Vashon Island Chorale will ring in the holiday season next weekend with an ambitious concert that features not only masterpieces from the Renaissance and Baroque eras but also two new works by contemporary composers.

Vashon Island Chorale will ring in the holiday season next weekend with an ambitious concert that features not only masterpieces from the Renaissance and Baroque eras but also two new works by contemporary composers.

The concert will boast an 18-piece professional orchestra, as well as solos by Vashon Opera founder Jennifer Krikawa and two other chorale members, Anne Terry and Susan Valenti.

It’s all part of the corale’s ecumenical approach to music and its goal to keep its audiences inspired with a variety of music.

“If all we perform is music from centuries ago, we’re dooming ourselves to an art form that becomes out of touch with reality,” said Gary Cannon, who is now in his second year as artistic director of Vashon’s 85-member chorus.

Cannon added that he is especially excited this year’s concert will include the premiere of “The Third Joyous Mystery: The Birth of the Christ, Jesus,” which was written especially for the chorale by Islander Charles Lovekin.

Lovekin, who holds two degrees in music theory and is an accompanist and choir member at St. John Vianney Church, wrote the piece as a dedication to Rev.

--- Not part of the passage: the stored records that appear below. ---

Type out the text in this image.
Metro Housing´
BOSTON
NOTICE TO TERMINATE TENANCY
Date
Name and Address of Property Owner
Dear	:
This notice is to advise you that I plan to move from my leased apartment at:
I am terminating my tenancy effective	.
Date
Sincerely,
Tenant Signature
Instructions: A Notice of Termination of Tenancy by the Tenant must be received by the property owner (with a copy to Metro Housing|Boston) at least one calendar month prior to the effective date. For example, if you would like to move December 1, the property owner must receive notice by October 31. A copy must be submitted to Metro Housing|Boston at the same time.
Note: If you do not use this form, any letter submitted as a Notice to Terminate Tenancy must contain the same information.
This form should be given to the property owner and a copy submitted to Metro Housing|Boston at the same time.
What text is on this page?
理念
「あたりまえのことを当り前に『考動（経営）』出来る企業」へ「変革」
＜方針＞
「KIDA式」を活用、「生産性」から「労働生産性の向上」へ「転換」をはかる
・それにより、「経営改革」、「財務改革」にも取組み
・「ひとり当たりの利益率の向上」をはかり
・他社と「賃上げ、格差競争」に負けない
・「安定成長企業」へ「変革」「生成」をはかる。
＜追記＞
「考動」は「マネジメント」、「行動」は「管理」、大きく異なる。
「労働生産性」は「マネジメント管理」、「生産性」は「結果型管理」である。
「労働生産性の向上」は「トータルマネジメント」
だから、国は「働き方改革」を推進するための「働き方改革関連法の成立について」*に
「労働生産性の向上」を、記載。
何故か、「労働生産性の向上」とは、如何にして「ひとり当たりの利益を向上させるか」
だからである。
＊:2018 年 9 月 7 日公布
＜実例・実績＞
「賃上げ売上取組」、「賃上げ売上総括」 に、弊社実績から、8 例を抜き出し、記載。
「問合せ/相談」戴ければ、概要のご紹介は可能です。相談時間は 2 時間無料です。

Richard Roach, the parish priest who died in 2008.

Lovekin described the process of writing his piece as one of reflection.

“I imagined clearly a cold, bright starlit night — the stuff of posters and Christmas cards around Christmas,” Lovekin explained. “I wanted to incorporate somehow two very strong elements that came with the music from the outset — the choir of angels mentioned in Luke, and my own meditations.”

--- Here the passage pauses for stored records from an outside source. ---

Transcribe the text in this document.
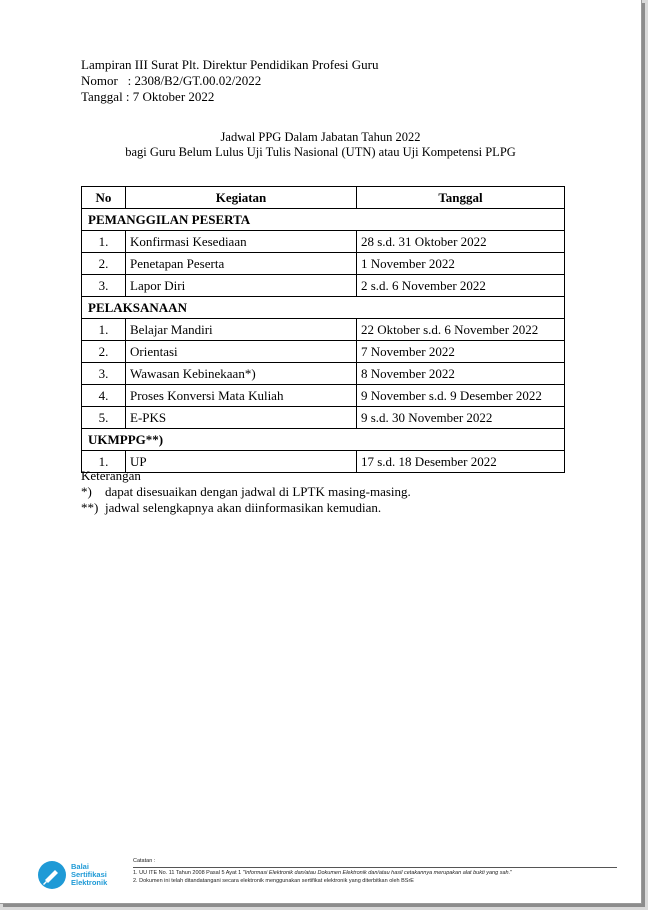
Lampiran III Surat Plt. Direktur Pendidikan Profesi Guru
Nomor   : 2308/B2/GT.00.02/2022
Tanggal : 7 Oktober 2022
Jadwal PPG Dalam Jabatan Tahun 2022
bagi Guru Belum Lulus Uji Tulis Nasional (UTN) atau Uji Kompetensi PLPG
No	Kegiatan	Tanggal
PEMANGGILAN PESERTA		
1.	Konfirmasi Kesediaan	28 s.d. 31 Oktober 2022
2.	Penetapan Peserta	1 November 2022
3.	Lapor Diri	2 s.d. 6 November 2022
PELAKSANAAN		
1.	Belajar Mandiri	22 Oktober s.d. 6 November 2022
2.	Orientasi	7 November 2022
3.	Wawasan Kebinekaan*)	8 November 2022
4.	Proses Konversi Mata Kuliah	9 November s.d. 9 Desember 2022
5.	E-PKS	9 s.d. 30 November 2022
UKMPPG**)		
1.	UP	17 s.d. 18 Desember 2022
Keterangan
*)	dapat disesuaikan dengan jadwal di LPTK masing-masing.
**) jadwal selengkapnya akan diinformasikan kemudian.
Balai
Sertifikasi
Elektronik
Catatan :
1. UU ITE No. 11 Tahun 2008 Pasal 5 Ayat 1 "Informasi Elektronik dan/atau Dokumen Elektronik dan/atau hasil cetakannya merupakan alat bukti yang sah."
2. Dokumen ini telah ditandatangani secara elektronik menggunakan sertifikat elektronik yang diterbitkan oleh BSrE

Audiences who attend the chorale’s concert will also have an opportunity to hear “O Be Joyful,” a 2006 choral work by noted Seattle composer and conductor Roupen Shakarian.

The centerpiece of the concert, however, will reach back centuries to more beloved and familiar choral works. Cannon promised a “nimble and elegant” performance of Antonio Vivaldi’s “Gloria,” written in the early 1700s.

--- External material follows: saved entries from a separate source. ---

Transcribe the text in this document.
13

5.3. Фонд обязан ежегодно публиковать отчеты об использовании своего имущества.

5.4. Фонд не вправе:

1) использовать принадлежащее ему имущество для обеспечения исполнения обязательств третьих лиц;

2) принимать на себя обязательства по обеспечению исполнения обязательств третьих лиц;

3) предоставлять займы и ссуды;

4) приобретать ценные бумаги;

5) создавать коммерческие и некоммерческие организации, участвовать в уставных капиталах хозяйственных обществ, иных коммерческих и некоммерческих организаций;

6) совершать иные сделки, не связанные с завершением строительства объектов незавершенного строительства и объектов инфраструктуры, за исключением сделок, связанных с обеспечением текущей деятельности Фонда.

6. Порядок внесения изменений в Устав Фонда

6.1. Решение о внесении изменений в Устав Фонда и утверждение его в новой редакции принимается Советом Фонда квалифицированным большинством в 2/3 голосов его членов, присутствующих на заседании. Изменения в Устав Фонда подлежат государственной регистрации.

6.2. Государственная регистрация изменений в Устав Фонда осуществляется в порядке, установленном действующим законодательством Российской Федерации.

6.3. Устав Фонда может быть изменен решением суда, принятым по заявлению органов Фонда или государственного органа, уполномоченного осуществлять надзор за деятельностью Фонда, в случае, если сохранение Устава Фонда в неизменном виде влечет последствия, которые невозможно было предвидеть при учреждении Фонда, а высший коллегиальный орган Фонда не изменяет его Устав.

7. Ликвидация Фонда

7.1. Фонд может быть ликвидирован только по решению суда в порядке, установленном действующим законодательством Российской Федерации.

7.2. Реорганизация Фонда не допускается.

Other early works in the concert will include Victoria’s “Ave Maria,” from the late 1500s, and a Sweelinck creation, which Cannon pointed out bridged the Renaissance period of Victoria and the Baroque era of Vivaldi.

Rounding out the program will be a Spanish piece featuring Island singer Gary Koch and several participatory traditional carols.

The concert will be the last chance for Islanders to hear the chorale on its home turf for a while.

Instead of performing a spring concert on the Island, the Chorale will be singing Mozart’s “Requiem” at Benaroya Hall on March 14.

They’ll perform the Mozart work with two other choirs but will also have 15 minutes to shine all by themselves as they perform other material, with Krikawa and Cannon spotlighted as soloists.

Chorale member Cynthia Perkins said she hopes Islanders will be able to attend the March concert as well as the upcoming holiday concert.

“This is, of course, a huge once-in-a-lifetime experience for most of us, and it’s been years in the making,” she said.

The “Gloria” concert will take place at 7:30 p.m. Saturday, Dec. 5, and 3 p.m. Sunday, Dec. 6, at Bethel Church, 14736 S.W. Bethel Lane. Tickets, $12.50 general admission and $10 for seniors and students, are on sale at Vashon Bookshop, Books by the Way and the Blue Heron.